Çay, yağ, makyaj, çikolata lekeleri… Gün içinde fark etmeden üzerinize bulaşan lekeler artık kâbus olmaktan çıkıyor. Siemens iQ500 çamaşır makinesi ile stainRemoval teknolojisi devreye giriyor. Tek bir dokunuşla çay, yağ, kozmetik veya günlük hayatta karşılaştığınız diğer zor lekeler için özel programları aktif edebilirsiniz. 

Siemens Home Connect uygulaması sayesinde daha fazla leke türünü ve bunlar için geliştirilmiş özel programları keşfetmek de mümkün.
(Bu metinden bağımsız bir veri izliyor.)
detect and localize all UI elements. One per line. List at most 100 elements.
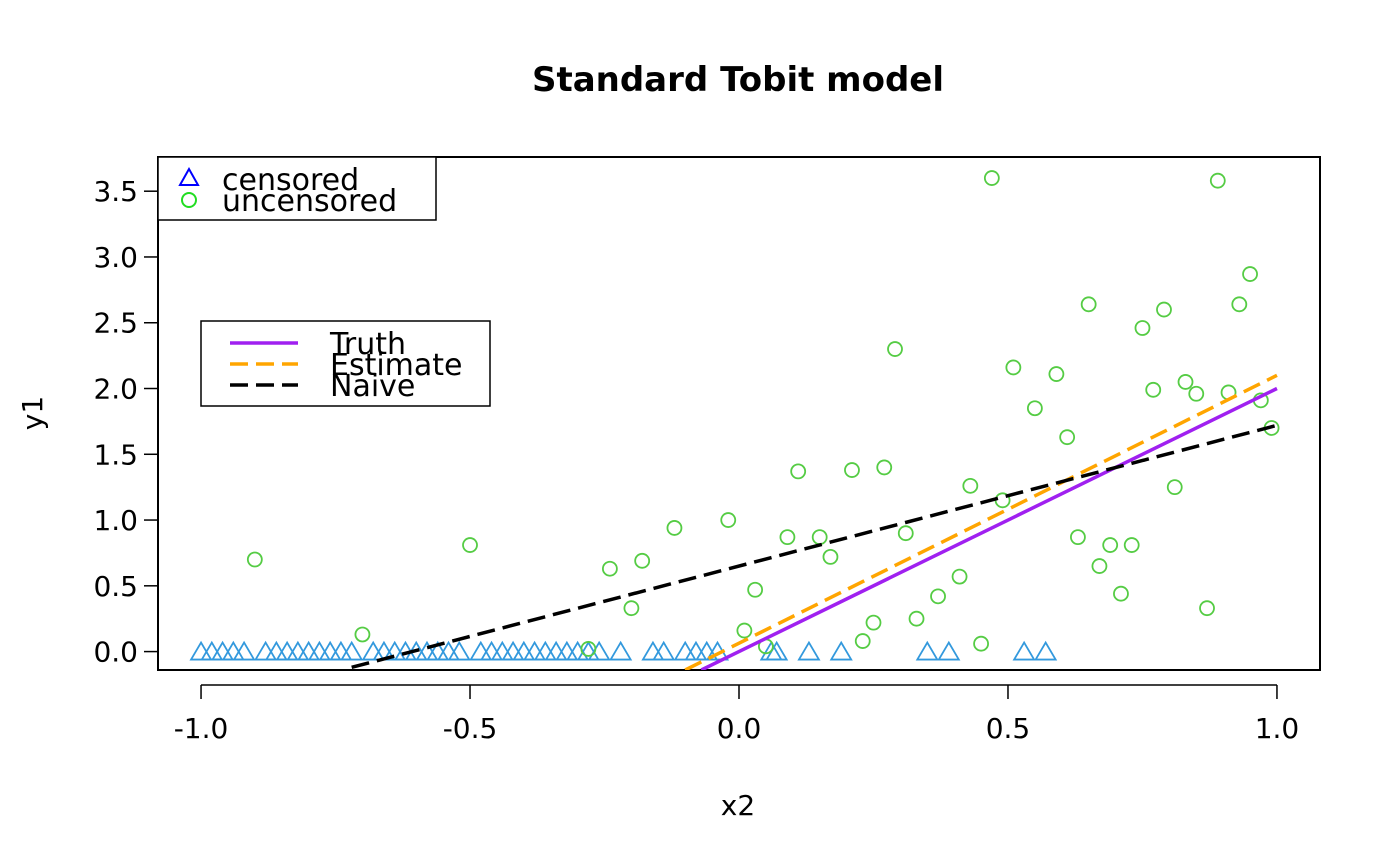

Yani sadece “lekeyi çıkar” demekle kalmıyor, sizin için en doğru yıkama programını da otomatik olarak öneriyor. Böylece hem lekelerle uğraşmak zorunda kalmıyor hem de giysilerinizin ömrünü koruyorsunuz. 

Artık çocuğunuza yemek yedirirken dökülen yemek lekeleri, kahve kazaları ya da mutfakta sıçrayan yağ lekeleri sizi endişelendirmiyor. stainRemoval, günlük hayatın getirdiği küçük sürprizlere karşı en güvenilir yardımcınız oluyor. 

Siemens iQ500 çamaşır ve kurutma makineleri, artık sadece kıyafetlerinizi temizleyen makineler değil; size zaman, konfor ve güven veren akıllı iş ortaklarınızdır. Ütüye harcadığınız vakti kendinize ayırın, lekelerle uğraşmayı unutun ve teknolojinin yaşam alanınıza uyumunun keyfini yaşayın.

*Bu yazı Siemens’in katkılarıyla hazırlanmıştır.